Allen expanded on her position that individuals have a moral obligation to protect the privacy of others, as well as their own. According to Allen, her fellow colleagues in the field of law and privacy consider her argument unusual.
“The basic idea I was trying to convey is that we should not think of privacy like an optional good like a chocolate chip cookie,” she said. “If you give away your privacy, you are threatening something so fundamental to your well-being as perhaps being characterizable as demeaning or degrading yourself or treating yourself without self-care or self-respect.”
Given the heavy presence of social media today, Allen related privacy to the world of big data. She brought up the example of ex-congressman Anthony Weiner, who posted lewd photos of himself on Twitter.

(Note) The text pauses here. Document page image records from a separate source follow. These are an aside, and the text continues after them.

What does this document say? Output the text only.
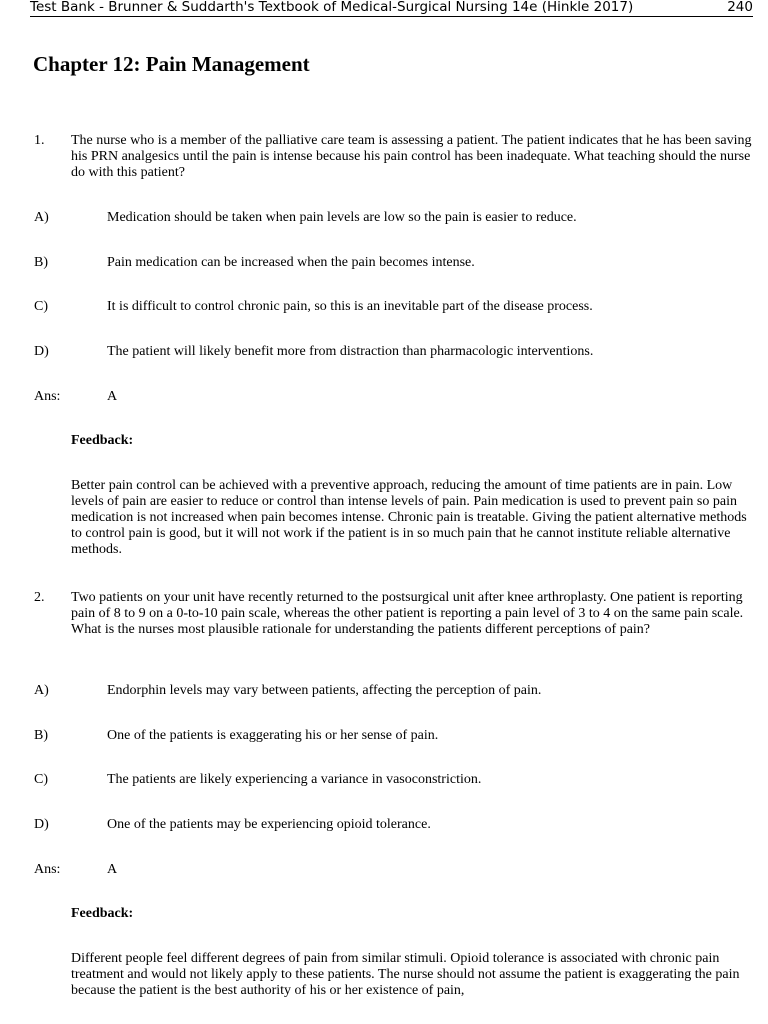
Test Bank - Brunner & Suddarth's Textbook of Medical-Surgical Nursing 14e (Hinkle 2017)	240
Chapter 12: Pain Management
1. The nurse who is a member of the palliative care team is assessing a patient. The patient indicates that he has been saving his PRN analgesics until the pain is intense because his pain control has been inadequate. What teaching should the nurse do with this patient?
A)	Medication should be taken when pain levels are low so the pain is easier to reduce.
B)	Pain medication can be increased when the pain becomes intense.
C)	It is difficult to control chronic pain, so this is an inevitable part of the disease process.
D)	The patient will likely benefit more from distraction than pharmacologic interventions.
Ans:	A
Feedback:
Better pain control can be achieved with a preventive approach, reducing the amount of time patients are in pain. Low levels of pain are easier to reduce or control than intense levels of pain. Pain medication is used to prevent pain so pain medication is not increased when pain becomes intense. Chronic pain is treatable. Giving the patient alternative methods to control pain is good, but it will not work if the patient is in so much pain that he cannot institute reliable alternative methods.
2. Two patients on your unit have recently returned to the postsurgical unit after knee arthroplasty. One patient is reporting pain of 8 to 9 on a 0-to-10 pain scale, whereas the other patient is reporting a pain level of 3 to 4 on the same pain scale. What is the nurses most plausible rationale for understanding the patients different perceptions of pain?
A)	Endorphin levels may vary between patients, affecting the perception of pain.
B)	One of the patients is exaggerating his or her sense of pain.
C)	The patients are likely experiencing a variance in vasoconstriction.
D)	One of the patients may be experiencing opioid tolerance.
Ans:	A
Feedback:
Different people feel different degrees of pain from similar stimuli. Opioid tolerance is associated with chronic pain treatment and would not likely apply to these patients. The nurse should not assume the patient is exaggerating the pain because the patient is the best authority of his or her existence of pain,
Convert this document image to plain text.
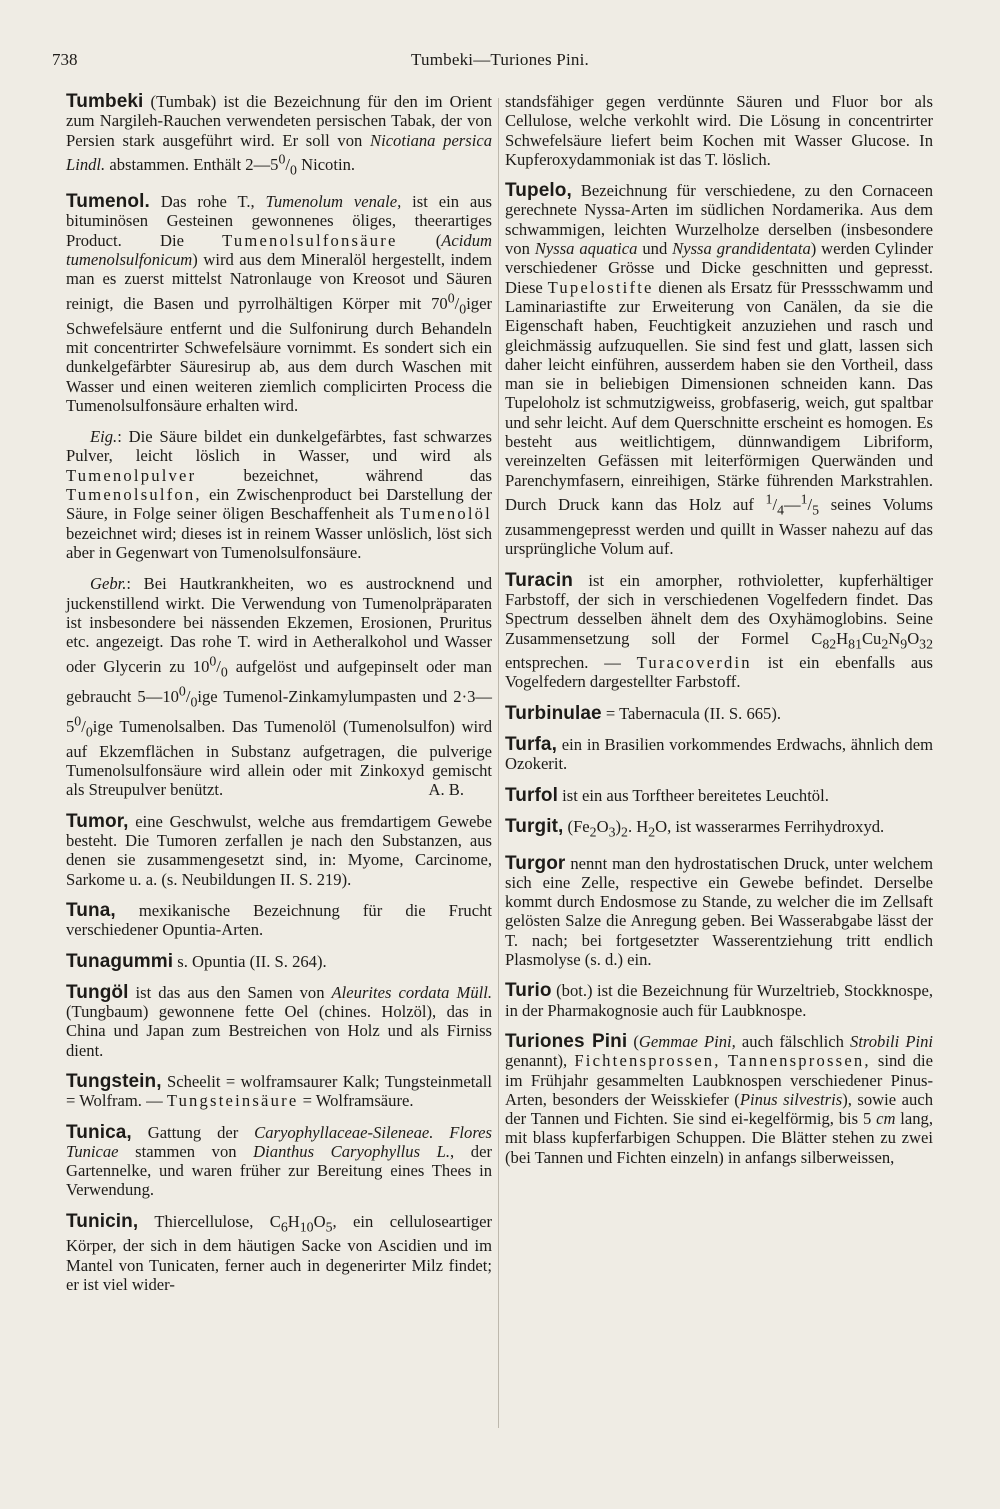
738	Tumbeki—Turiones Pini.

Tumbeki (Tumbak) ist die Bezeichnung für den im Orient zum Nargileh-Rauchen verwendeten persischen Tabak, der von Persien stark ausgeführt wird. Er soll von Nicotiana persica Lindl. abstammen. Enthält $2—5^0/_0$ Nicotin.

Tumenol. Das rohe T., Tumenolum venale, ist ein aus bituminösen Gesteinen gewonnenes öliges, theerartiges Product. Die Tumenolsulfonsäure (Acidum tumenolsulfonicum) wird aus dem Mineralöl hergestellt, indem man es zuerst mittelst Natronlauge von Kreosot und Säuren reinigt, die Basen und pyrrolhältigen Körper mit $70^0/_0iger$ Schwefelsäure entfernt und die Sulfonirung durch Behandeln mit concentrirter Schwefelsäure vornimmt. Es sondert sich ein dunkelgefärbter Säuresirup ab, aus dem durch Waschen mit Wasser und einen weiteren ziemlich complicirten Process die Tumenolsulfonsäure erhalten wird.

Eig.: Die Säure bildet ein dunkelgefärbtes, fast schwarzes Pulver, leicht löslich in Wasser, und wird als Tumenolpulver bezeichnet, während das Tumenolsulfon, ein Zwischenproduct bei Darstellung der Säure, in Folge seiner öligen Beschaffenheit als Tumenolöl bezeichnet wird; dieses ist in reinem Wasser unlöslich, löst sich aber in Gegenwart von Tumenolsulfonsäure.

Gebr.: Bei Hautkrankheiten, wo es austrocknend und juckenstillend wirkt. Die Verwendung von Tumenolpräparaten ist insbesondere bei nässenden Ekzemen, Erosionen, Pruritus etc. angezeigt. Das rohe T. wird in Aetheralkohol und Wasser oder Glycerin zu $10^0/_0$ aufgelöst und aufgepinselt oder man gebraucht $5—10^0/_0ige$ Tumenol-Zinkamylumpasten und $2\cdot 3—5^0/_0ige$ Tumenolsalben. Das Tumenolöl (Tumenolsulfon) wird auf Ekzemflächen in Substanz aufgetragen, die pulverige Tumenolsulfonsäure wird allein oder mit Zinkoxyd gemischt als Streupulver benützt.	A. B.

Tumor, eine Geschwulst, welche aus fremdartigem Gewebe besteht. Die Tumoren zerfallen je nach den Substanzen, aus denen sie zusammengesetzt sind, in: Myome, Carcinome, Sarkome u. a. (s. Neubildungen II. S. 219).

Tuna, mexikanische Bezeichnung für die Frucht verschiedener Opuntia-Arten.

Tunagummi s. Opuntia (II. S. 264).

Tungöl ist das aus den Samen von Aleurites cordata Müll. (Tungbaum) gewonnene fette Oel (chines. Holzöl), das in China und Japan zum Bestreichen von Holz und als Firniss dient.

Tungstein, Scheelit = wolframsaurer Kalk; Tungsteinmetall = Wolfram. — Tungsteinsäure = Wolframsäure.

Tunica, Gattung der Caryophyllaceae-Sileneae. Flores Tunicae stammen von Dianthus Caryophyllus L., der Gartennelke, und waren früher zur Bereitung eines Thees in Verwendung.

Tunicin, Thiercellulose, $C_6H_{10}O_5$, ein celluloseartiger Körper, der sich in dem häutigen Sacke von Ascidien und im Mantel von Tunicaten, ferner auch in degenerirter Milz findet; er ist viel wider-

standsfähiger gegen verdünnte Säuren und Fluor bor als Cellulose, welche verkohlt wird. Die Lösung in concentrirter Schwefelsäure liefert beim Kochen mit Wasser Glucose. In Kupferoxydammoniak ist das T. löslich.

Tupelo, Bezeichnung für verschiedene, zu den Cornaceen gerechnete Nyssa-Arten im südlichen Nordamerika. Aus dem schwammigen, leichten Wurzelholze derselben (insbesondere von Nyssa aquatica und Nyssa grandidentata) werden Cylinder verschiedener Grösse und Dicke geschnitten und gepresst. Diese Tupelostifte dienen als Ersatz für Pressschwamm und Laminariastifte zur Erweiterung von Canälen, da sie die Eigenschaft haben, Feuchtigkeit anzuziehen und rasch und gleichmässig aufzuquellen. Sie sind fest und glatt, lassen sich daher leicht einführen, ausserdem haben sie den Vortheil, dass man sie in beliebigen Dimensionen schneiden kann. Das Tupeloholz ist schmutzigweiss, grobfaserig, weich, gut spaltbar und sehr leicht. Auf dem Querschnitte erscheint es homogen. Es besteht aus weitlichtigem, dünnwandigem Libriform, vereinzelten Gefässen mit leiterförmigen Querwänden und Parenchymfasern, einreihigen, Stärke führenden Markstrahlen. Durch Druck kann das Holz auf $^1/_4—^1/_5$ seines Volums zusammengepresst werden und quillt in Wasser nahezu auf das ursprüngliche Volum auf.

Turacin ist ein amorpher, rothvioletter, kupferhältiger Farbstoff, der sich in verschiedenen Vogelfedern findet. Das Spectrum desselben ähnelt dem des Oxyhämoglobins. Seine Zusammensetzung soll der Formel $C_{82}H_{81}Cu_2N_9O_{32}$ entsprechen. — Turacoverdin ist ein ebenfalls aus Vogelfedern dargestellter Farbstoff.

Turbinulae = Tabernacula (II. S. 665).

Turfa, ein in Brasilien vorkommendes Erdwachs, ähnlich dem Ozokerit.

Turfol ist ein aus Torftheer bereitetes Leuchtöl.

Turgit, $(Fe_2O_3)_2$. $H_2O$, ist wasserarmes Ferrihydroxyd.

Turgor nennt man den hydrostatischen Druck, unter welchem sich eine Zelle, respective ein Gewebe befindet. Derselbe kommt durch Endosmose zu Stande, zu welcher die im Zellsaft gelösten Salze die Anregung geben. Bei Wasserabgabe lässt der T. nach; bei fortgesetzter Wasserentziehung tritt endlich Plasmolyse (s. d.) ein.

Turio (bot.) ist die Bezeichnung für Wurzeltrieb, Stockknospe, in der Pharmakognosie auch für Laubknospe.

Turiones Pini (Gemmae Pini, auch fälschlich Strobili Pini genannt), Fichtensprossen, Tannensprossen, sind die im Frühjahr gesammelten Laubknospen verschiedener Pinus-Arten, besonders der Weisskiefer (Pinus silvestris), sowie auch der Tannen und Fichten. Sie sind ei-kegelförmig, bis 5 cm lang, mit blass kupferfarbigen Schuppen. Die Blätter stehen zu zwei (bei Tannen und Fichten einzeln) in anfangs silberweissen,
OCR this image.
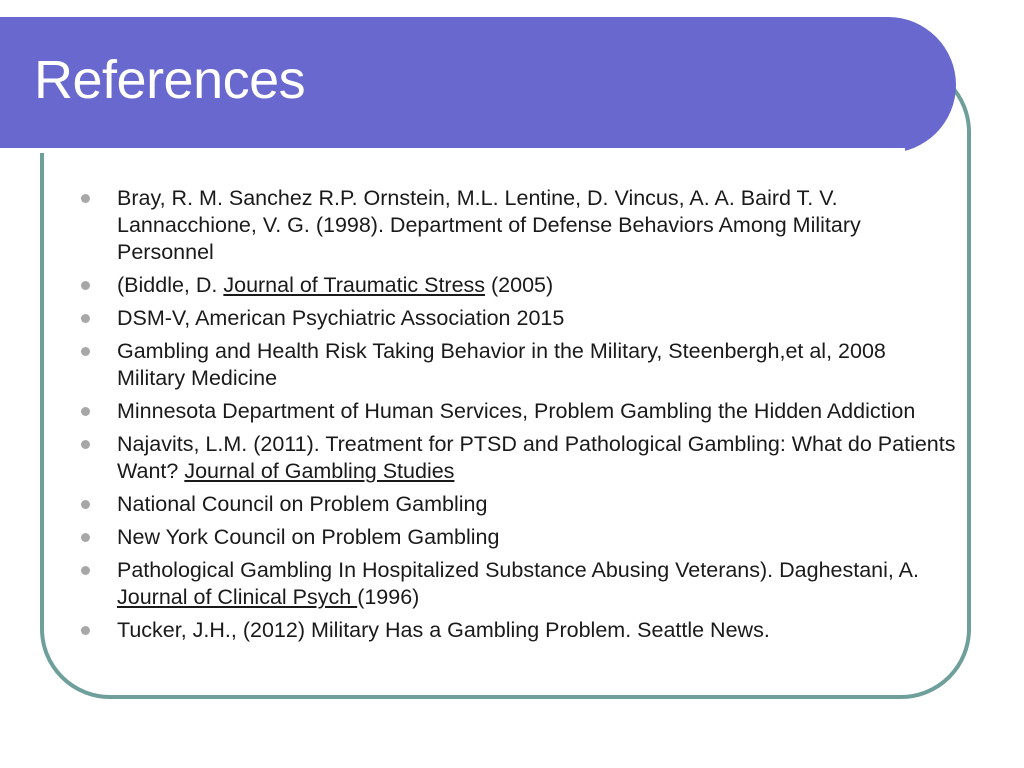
References
Bray, R. M. Sanchez R.P. Ornstein, M.L. Lentine, D. Vincus, A. A. Baird T. V. Lannacchione, V. G. (1998). Department of Defense Behaviors Among Military Personnel
(Biddle, D. Journal of Traumatic Stress (2005)
DSM-V, American Psychiatric Association 2015
Gambling and Health Risk Taking Behavior in the Military, Steenbergh,et al, 2008 Military Medicine
Minnesota Department of Human Services, Problem Gambling the Hidden Addiction
Najavits, L.M. (2011). Treatment for PTSD and Pathological Gambling: What do Patients Want? Journal of Gambling Studies
National Council on Problem Gambling
New York Council on Problem Gambling
Pathological Gambling In Hospitalized Substance Abusing Veterans). Daghestani, A. Journal of Clinical Psych (1996)
Tucker, J.H., (2012) Military Has a Gambling Problem. Seattle News.
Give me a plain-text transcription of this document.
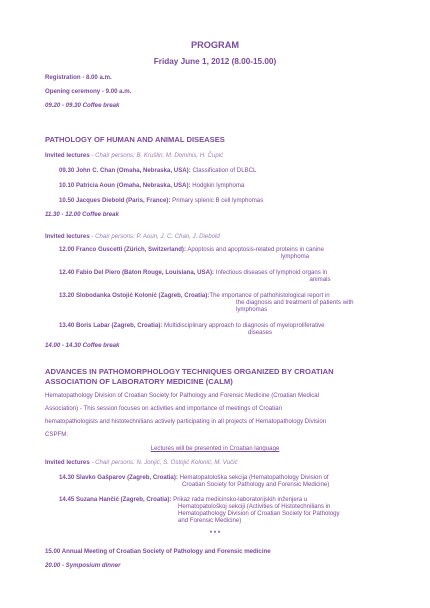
PROGRAM
Friday June 1, 2012 (8.00-15.00)
Registration - 8.00 a.m.
Opening ceremony - 9.00 a.m.
09.20 - 09.30 Coffee break
PATHOLOGY OF HUMAN AND ANIMAL DISEASES
Invited lectures - Chair persons: B. Krušlin, M. Dominis, H. Čupić
09.30 John C. Chan (Omaha, Nebraska, USA): Classification of DLBCL
10.10 Patricia Aoun (Omaha, Nebraska, USA): Hodgkin lymphoma
10.50 Jacques Diebold (Paris, France): Primary splenic B cell lymphomas
11.30 - 12.00 Coffee break
Invited lectures - Chair persons: P. Aoun, J. C. Chan, J. Diebold
12.00 Franco Guscetti (Zürich, Switzerland): Apoptosis and apoptosis-related proteins in canine
lymphoma
12.40 Fabio Del Piero (Baton Rouge, Louisiana, USA): Infectious diseases of lymphoid organs in
animals
13.20 Slobodanka Ostojić Kolonić (Zagreb, Croatia):The importance of pathohistological report in
the diagnosis and treatment of patients with
lymphomas
13.40 Boris Labar (Zagreb, Croatia): Multidisciplinary approach to diagnosis of myeloproliferative
diseases
14.00 - 14.30 Coffee break
ADVANCES IN PATHOMORPHOLOGY TECHNIQUES ORGANIZED BY CROATIAN
ASSOCIATION OF LABORATORY MEDICINE (CALM)
Hematopathology Division of Croatian Society for Pathology and Forensic Medicine (Croatian Medical
Association) - This session focuses on activities and importance of meetings of Croatian
hematopathologists and histotechnilians actively participating in all projects of Hematopathology Division
CSPFM.
Lectures will be presented in Croatian language
Invited lectures - Chair persons: N. Jonjić, S. Ostojić Kolonić, M. Vučić
14.30 Slavko Gašparov (Zagreb, Croatia): Hematopatološka sekcija (Hematopathology Division of
Croatian Society for Pathology and Forensic Medicine)
14.45 Suzana Hančić (Zagreb, Croatia): Prikaz rada medicinsko-laboratorijskih inženjera u
Hematopatološkoj sekciji (Activities of Histotechnilians in
Hematopathology Division of Croatian Society for Pathology
and Forensic Medicine)
* * *
15.00 Annual Meeting of Croatian Society of Pathology and Forensic medicine
20.00 - Symposium dinner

“It suggests a certain carelessness about his privacy. It was not prudent,” Allen said. “I am not saying you should never go on Instagram, but it does mean that there should be some mindfulness and limits on what you post, when you post, how much you post and how many times you use your credit card. Not to say absolutely everything must be kept behind closed doors, nor am I denying that there are positive values of sharing.”
Moreover, Allen addressed the idea of anonymity that many big data analysts raise in response to allegations that big data hinders privacy.
“One of the concerns of big data is anonymity because so much of the defense of big data relies on the notion of collecting data and anonymizing data,” she said. “They are sharing health records but with anonymous faces. It gets anonymized and the computers just crunch habits but not the names.”
Allen argues that the anonymous big data does not protect privacy.
“Harvard Professor, Latanya Sweeney, did some interesting research to show that it is really easy for smart people to re-identify people with allegedly anonymized data,” she said.
After her lecture, she opened up the floor for an informal discussion.
In response to a question about the moral obligation individuals have to keep their information private, Allen elaborated on her thesis.
“I do believe in some contexts that we do have an obligation to keep some information private, but I am not arguing that we never have an obligation or are not allowed to do the opposite,” she said.
Another participant brought up the issue of servers on computers which register consumer’s preferences and how this affects people’s Internet searches. He asked about the interlinkage of big data from one electronic device to another.
“I think there is a lot about us big data will not be able to piece together. Big data does not know everything,” Allen said.
The audience consisted primarily of graduate students and professors at Hopkins. Many of them had attended Allen’s previous two lectures, which touched on topics other than privacy in relation to big data.
Michael McCreary, a first-year graduate student in the Humanities Center, who attended all three lectures in the series, explained that he was intrigued by this topic and found the seminar to be instructive and engaging.
“I thought today’s lecture was another interesting session about how big data and the changing landscape of technology is impacting our discussions of privacy and how we think about privacy,” McCreary said.
Omid Mehrgan, a fifth-year graduate student in the Humanities Center, echoed these sentiments, speaking about the multidimensionality of the seminar discussion.
“It was a talk both legally and philosophically minded and a question of privacy was posed in relation to certain empirical, political, or other cases,” Mehrgan said.